JBChemYear4ProjNotes

2019-09-27T18:54:59Z

Jb4814: Created page with "T1 Relaxation (Longitudinal Relaxation) The time taken for a proportion of the nuclei of a sample to align their spins with the magnetic field. This proportion is 1-(1/e) T..."

T1 Relaxation (Longitudinal Relaxation)
The time taken for a proportion of the nuclei of a sample to align their spins with the magnetic field.
This proportion is 1-(1/e)
This is about 63%.
At a value of 5× T1, the number of nuclei with aligned spins gets very close to its maximum value.
T1 can be measured by the release of energy. This energy is released as it is energetically favourable to be aligned with the magnetic field.
The loss of energy is completed by collisions with other molecules, collisions with the lattice surrounding the material or electromagnetic decay.
It can be called longitudinal relaxation as the nuclei decay to point in the same direction as the magnetic field.
Relaxation in ALL types of NMR have to be induced. For T1 this is often a case of another magnetic field fluctuating near the Larmor frequency in the transverse plane.
The applied magnetic field simply chooses the longitude that will direct the lowest energy spins, other local magnetic fields will cause relaxation.
T1 relaxation is always accompanied by T2 relaxation

T2 Relaxation
Considered to follow first order kinetics.
Has a simple exponential decay with time period of T2
Ie the time required for the transverse magnetization to fall to 1/e (~37%) of it’s starting value.
Once the radio frequency has been passed through the sample, we have a tiny fraction of the molecules that are now coherently pointing in the transverse direction.
These coherent spins form a NET magnetisation at 90° to the magnetic field but it’s not perfect.
As with the Larmour frequency, the NET magnetisation now moves in a circular fashion around the plane, with a frequency that is known as the Larmour frequency
It is this movement in magnetisation that the receiver picks up and converts into the decay signal.
The decay happens as nuclei become scrambled and leave the coherent group resulting in a weaker signal.
The decay can occur in a number of ways.
The coherent molecules can decay in a similar fashion to T1 decay.

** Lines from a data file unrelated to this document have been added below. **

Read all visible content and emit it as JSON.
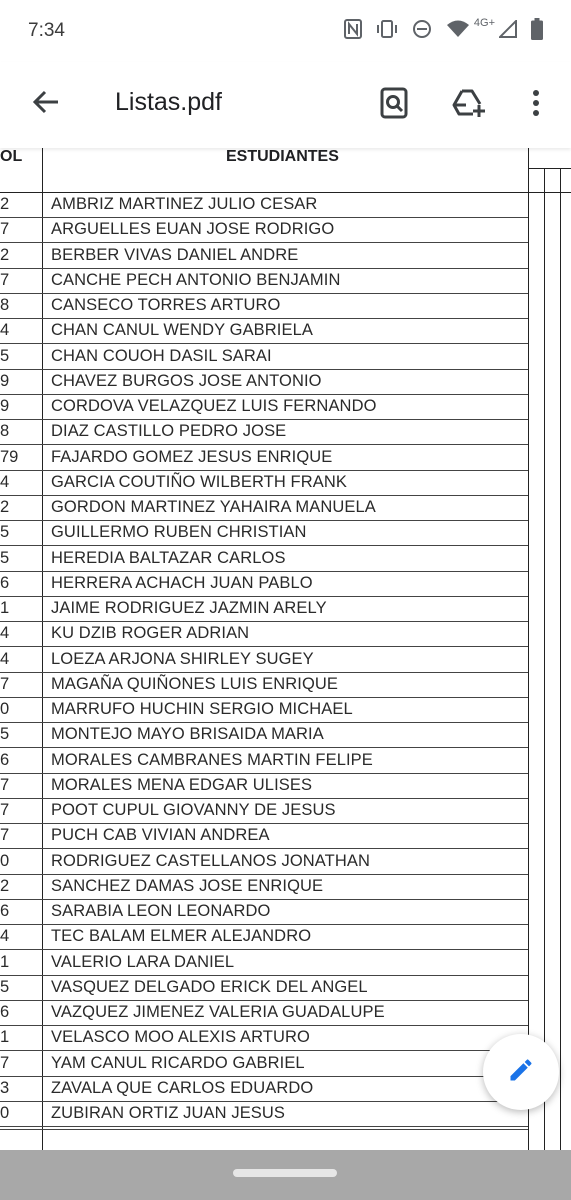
{
  "status_bar": {
    "time": "7:34",
    "network_label": "4G+",
    "icons": [
      "nfc-icon",
      "vibrate-icon",
      "do-not-disturb-icon",
      "wifi-icon",
      "signal-icon",
      "battery-icon"
    ]
  },
  "toolbar": {
    "title": "Listas.pdf",
    "back_icon": "arrow-back-icon",
    "search_icon": "search-in-document-icon",
    "drive_icon": "add-to-drive-icon",
    "more_icon": "more-vert-icon"
  },
  "document": {
    "header_left": "OL",
    "header_main": "ESTUDIANTES",
    "rows": [
      {
        "num": "2",
        "name": "AMBRIZ MARTINEZ JULIO CESAR"
      },
      {
        "num": "7",
        "name": "ARGUELLES EUAN JOSE RODRIGO"
      },
      {
        "num": "2",
        "name": "BERBER VIVAS DANIEL ANDRE"
      },
      {
        "num": "7",
        "name": "CANCHE PECH ANTONIO BENJAMIN"
      },
      {
        "num": "8",
        "name": "CANSECO TORRES ARTURO"
      },
      {
        "num": "4",
        "name": "CHAN CANUL WENDY GABRIELA"
      },
      {
        "num": "5",
        "name": "CHAN COUOH DASIL SARAI"
      },
      {
        "num": "9",
        "name": "CHAVEZ BURGOS JOSE ANTONIO"
      },
      {
        "num": "9",
        "name": "CORDOVA VELAZQUEZ LUIS FERNANDO"
      },
      {
        "num": "8",
        "name": "DIAZ CASTILLO PEDRO JOSE"
      },
      {
        "num": "79",
        "name": "FAJARDO GOMEZ JESUS ENRIQUE"
      },
      {
        "num": "4",
        "name": "GARCIA COUTIÑO WILBERTH FRANK"
      },
      {
        "num": "2",
        "name": "GORDON MARTINEZ YAHAIRA MANUELA"
      },
      {
        "num": "5",
        "name": "GUILLERMO  RUBEN CHRISTIAN"
      },
      {
        "num": "5",
        "name": "HEREDIA BALTAZAR CARLOS"
      },
      {
        "num": "6",
        "name": "HERRERA ACHACH JUAN PABLO"
      },
      {
        "num": "1",
        "name": "JAIME RODRIGUEZ JAZMIN ARELY"
      },
      {
        "num": "4",
        "name": "KU DZIB ROGER ADRIAN"
      },
      {
        "num": "4",
        "name": "LOEZA ARJONA SHIRLEY SUGEY"
      },
      {
        "num": "7",
        "name": "MAGAÑA QUIÑONES LUIS ENRIQUE"
      },
      {
        "num": "0",
        "name": "MARRUFO HUCHIN SERGIO MICHAEL"
      },
      {
        "num": "5",
        "name": "MONTEJO MAYO BRISAIDA MARIA"
      },
      {
        "num": "6",
        "name": "MORALES CAMBRANES MARTIN FELIPE"
      },
      {
        "num": "7",
        "name": "MORALES MENA EDGAR ULISES"
      },
      {
        "num": "7",
        "name": "POOT CUPUL GIOVANNY DE JESUS"
      },
      {
        "num": "7",
        "name": "PUCH CAB VIVIAN ANDREA"
      },
      {
        "num": "0",
        "name": "RODRIGUEZ CASTELLANOS JONATHAN"
      },
      {
        "num": "2",
        "name": "SANCHEZ DAMAS JOSE ENRIQUE"
      },
      {
        "num": "6",
        "name": "SARABIA LEON LEONARDO"
      },
      {
        "num": "4",
        "name": "TEC BALAM ELMER ALEJANDRO"
      },
      {
        "num": "1",
        "name": "VALERIO LARA DANIEL"
      },
      {
        "num": "5",
        "name": "VASQUEZ DELGADO ERICK DEL ANGEL"
      },
      {
        "num": "6",
        "name": "VAZQUEZ JIMENEZ VALERIA GUADALUPE"
      },
      {
        "num": "1",
        "name": "VELASCO MOO ALEXIS ARTURO"
      },
      {
        "num": "7",
        "name": "YAM CANUL RICARDO GABRIEL"
      },
      {
        "num": "3",
        "name": "ZAVALA QUE CARLOS EDUARDO"
      },
      {
        "num": "0",
        "name": "ZUBIRAN ORTIZ JUAN JESUS"
      }
    ]
  },
  "fab": {
    "icon": "edit-pencil-icon",
    "accent": "#1a73e8"
  }
}
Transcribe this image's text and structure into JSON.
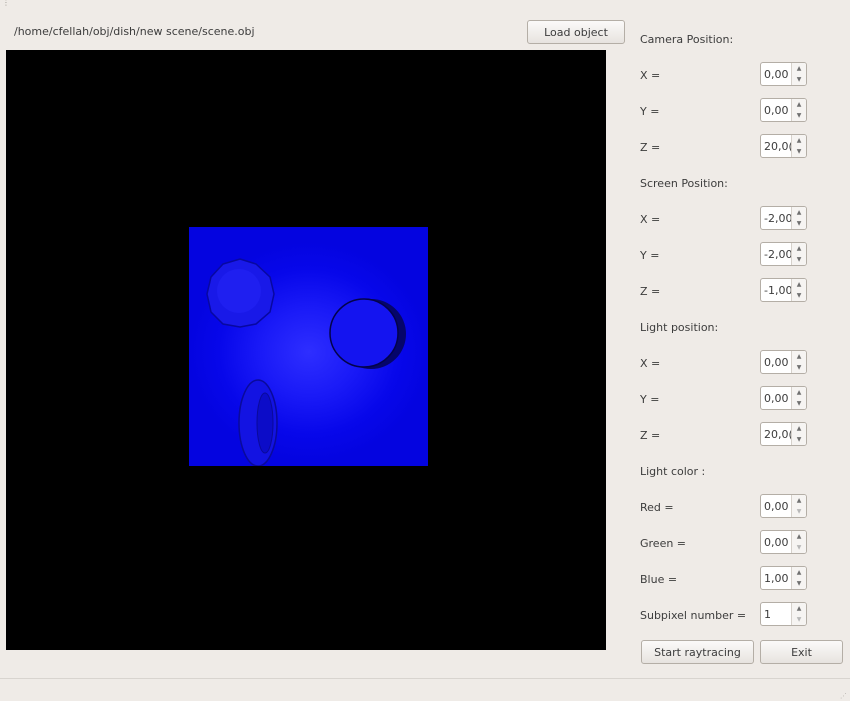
{
  "header": {
    "file_path": "/home/cfellah/obj/dish/new scene/scene.obj",
    "load_button": "Load object"
  },
  "camera": {
    "title": "Camera Position:",
    "x_label": "X =",
    "x_value": "0,00",
    "y_label": "Y =",
    "y_value": "0,00",
    "z_label": "Z =",
    "z_value": "20,0("
  },
  "screen": {
    "title": "Screen Position:",
    "x_label": "X =",
    "x_value": "-2,00",
    "y_label": "Y =",
    "y_value": "-2,00",
    "z_label": "Z =",
    "z_value": "-1,00"
  },
  "light": {
    "title": "Light position:",
    "x_label": "X =",
    "x_value": "0,00",
    "y_label": "Y =",
    "y_value": "0,00",
    "z_label": "Z =",
    "z_value": "20,0("
  },
  "light_color": {
    "title": "Light color :",
    "red_label": "Red =",
    "red_value": "0,00",
    "green_label": "Green =",
    "green_value": "0,00",
    "blue_label": "Blue =",
    "blue_value": "1,00"
  },
  "subpixel": {
    "label": "Subpixel number =",
    "value": "1"
  },
  "actions": {
    "start_label": "Start raytracing",
    "exit_label": "Exit"
  },
  "colors": {
    "window_bg": "#efebe7",
    "viewport_bg": "#000000",
    "scene_blue": "#0707ea"
  },
  "icons": {
    "spin_up": "chevron-up-icon",
    "spin_down": "chevron-down-icon"
  }
}
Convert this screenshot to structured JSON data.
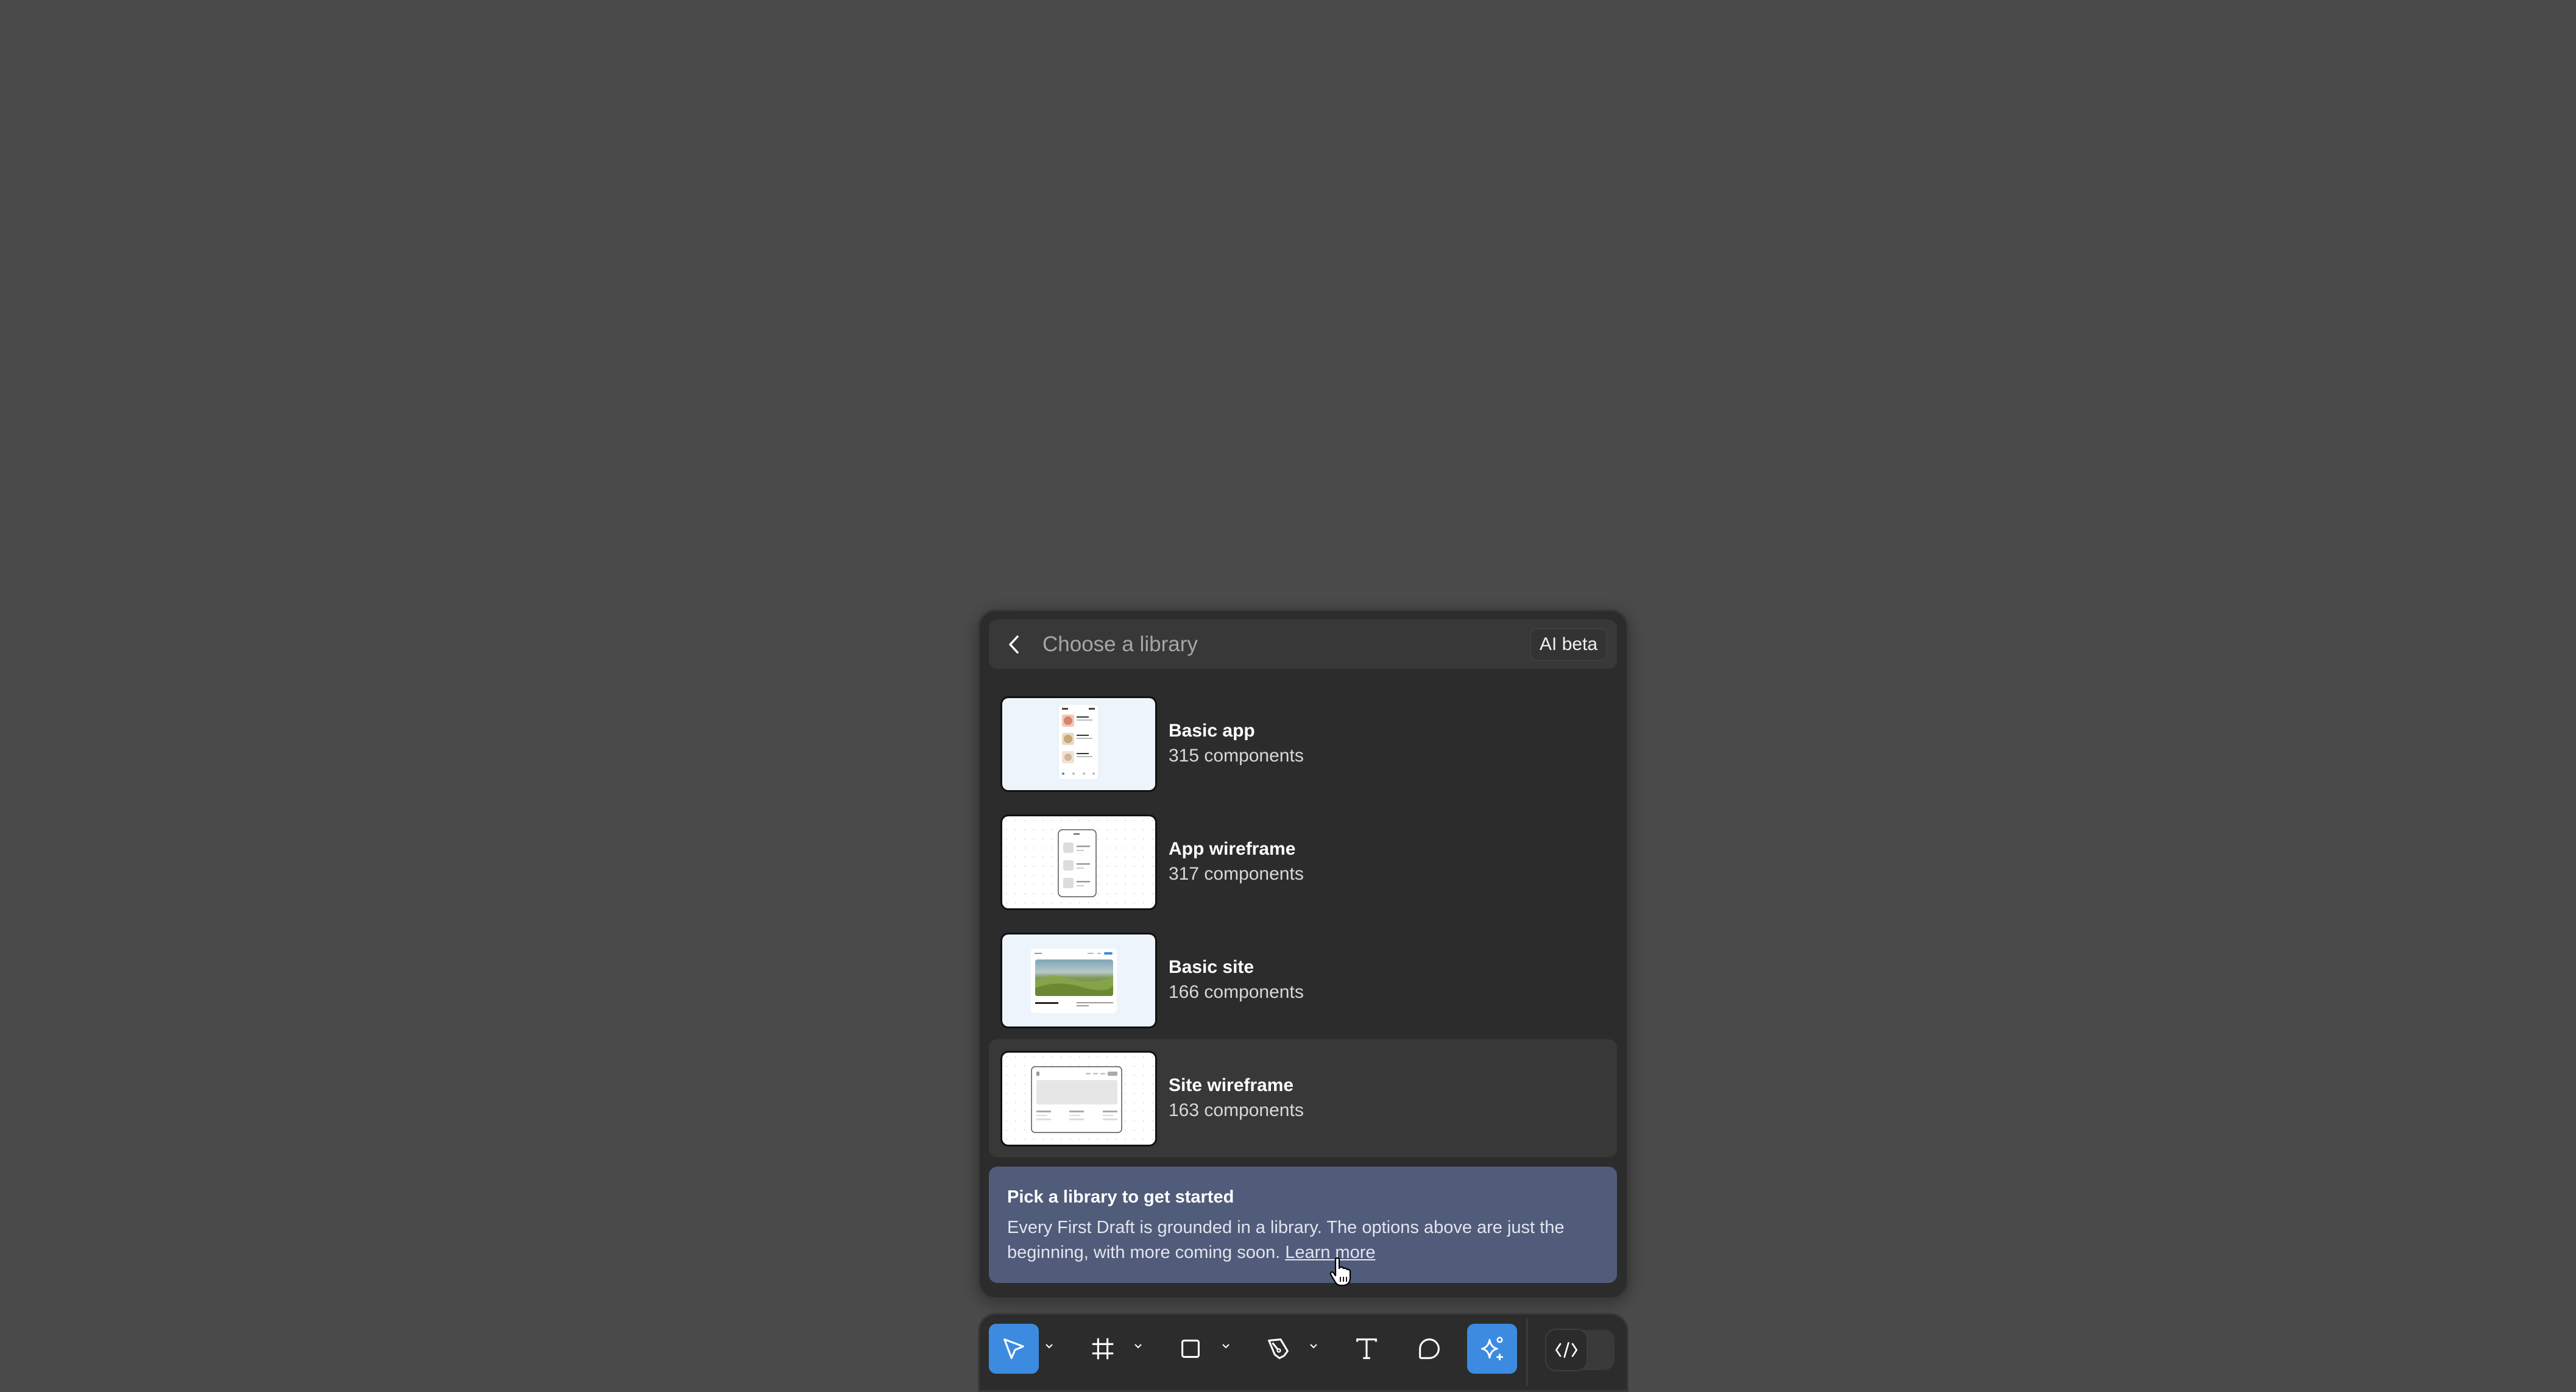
{
  "header": {
    "back_icon": "chevron-left-icon",
    "title": "Choose a library",
    "badge": "AI beta"
  },
  "libraries": [
    {
      "name": "Basic app",
      "count": "315 components",
      "thumbnail": "basic-app-preview"
    },
    {
      "name": "App wireframe",
      "count": "317 components",
      "thumbnail": "app-wireframe-preview"
    },
    {
      "name": "Basic site",
      "count": "166 components",
      "thumbnail": "basic-site-preview"
    },
    {
      "name": "Site wireframe",
      "count": "163 components",
      "thumbnail": "site-wireframe-preview",
      "hovered": true
    }
  ],
  "info": {
    "title": "Pick a library to get started",
    "body": "Every First Draft is grounded in a library. The options above are just the beginning, with more coming soon.",
    "link": "Learn more"
  },
  "toolbar": {
    "tools": [
      {
        "name": "move",
        "icon": "cursor-arrow-icon",
        "active": true,
        "has_menu": true
      },
      {
        "name": "frame",
        "icon": "frame-hash-icon",
        "active": false,
        "has_menu": true
      },
      {
        "name": "shape",
        "icon": "rectangle-icon",
        "active": false,
        "has_menu": true
      },
      {
        "name": "pen",
        "icon": "pen-icon",
        "active": false,
        "has_menu": true
      },
      {
        "name": "text",
        "icon": "text-icon",
        "active": false,
        "has_menu": false
      },
      {
        "name": "comment",
        "icon": "comment-icon",
        "active": false,
        "has_menu": false
      },
      {
        "name": "ai",
        "icon": "ai-sparkle-icon",
        "active": true,
        "has_menu": false
      }
    ],
    "dev_mode_icon": "code-icon",
    "dev_mode_on": false
  },
  "colors": {
    "accent": "#3d8be0",
    "info_bg": "#515b7a",
    "panel_bg": "#2c2c2c",
    "canvas_bg": "#4b4b4b"
  }
}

Any interaction with its surroundings displaces the spin and knocks that nuclei out. This is known as T1 in T2 relaxation.
T2 relaxation does not always occur with T1. This can be known as secular contribution to T2.
A molecule can be located near to a local magnetic field caused by something like an iron clump. This produces it’s own magnetic field and so the frequency now becomes w=g(B(local)+B0)
This means that eventually the molecule is no longer circling in phase and is pointless. Thus relaxation has occurred.
Spin spin flip flop occurs randomly and has no effect on T1. The longitudinal and transverse motions swap and so it loses coherence and as a result relaxation occurs.

Larmour Frequency
In a similar fashion to a clock, or a weight in a string (think mechanics circular motion), a magnetic moment will align with the field.
As it relaxes into the field, it will initially spin around in a circle.
From circular motion, frequency = 2(pi)r/T.
The Larmour frequency is also given by the geomagnetic ratio and the strength of the magnetic field
W=gB

Phase Coherence
During the initial relaxation to the initial magnetic field, there is a NET nucleus consensus towards the longitudinal direction in which the magnetic field is pointing.
This is not coherent though as the other fields do not add up to cancel each other out.
When the radio frequency wave is turned on, it is at right angles to the magnetic field. This forces only some of the spins to point in the transverse direction. Eg 90° to the magnetic field. The other spins are now completely random and their NET spin cancels out. Therefore, we are left with a few nuclei but with a coherent spin 90° to the magnetic field.

1H Relaxation
Consider a nucleus or an impaired electron to be an ideal dipole magnet. That is to have a north pole and south pole . These will have fields that will interact through space known as dipole-dipole interactions.
Electrons are much stronger at inducing relaxation than protons. Therefore, electron -proton interactions will be much quicker than proton – proton interactions.
This interaction scales with respect to distance by 1/r^6
Rotation rates and how close they are to the Larmour frequency result in whether T1 orT2 will predominate.
Chemical Shift Anisotropy
Chemical shift results from the differing quantity of protection afforded to the nucleus by the electron clouds. Electrons rotate fast around the nucleus producing a magnetic field that counters the magnetic field in which the molecule is placed. Electron rich centres are afforded more protection than those in electron poor areas.
Chemical shift anisotropy arises when the molecule is not symmetrical and so results in a different shift depending on the direction of the field compared to the direction of the molecule. This does NOT happen in liquids as the constant tumbling averages this out.
Magic spinning in solid state NMR can average this out to a non zero but known value in order to increase the resolution of the spectrum.
This is important when looking at biological systems where the attached water molecules cannot necessarily move when bound to a protein.
It is also important in something like phosphorus NMR
Molecular flow, translation and diffusion
Relaxation can be caused by a change in the local surroundings of a molecule. A change in the gravity, the magnetic field (even if caused by the presence of a magnetized iron clump which increases the local magnetic field or something similar).
Non uniform magnetic fields cause relaxation. This can be caused by foreign magnetic fields or the such like.
Chemical Exchanges
Mostly with protons
Protons can cause relaxation by simply swapping with other protons in neighbouring molecules. This can be accompanied by a change in structure or nothing at all.
Relaxation is proportional to the square of the magnetic field.
J-Coupling

Brownian Motion
The constantly and erratic path formed by molecules in a liquid as a consequence of collisions between molecules and general tumbling.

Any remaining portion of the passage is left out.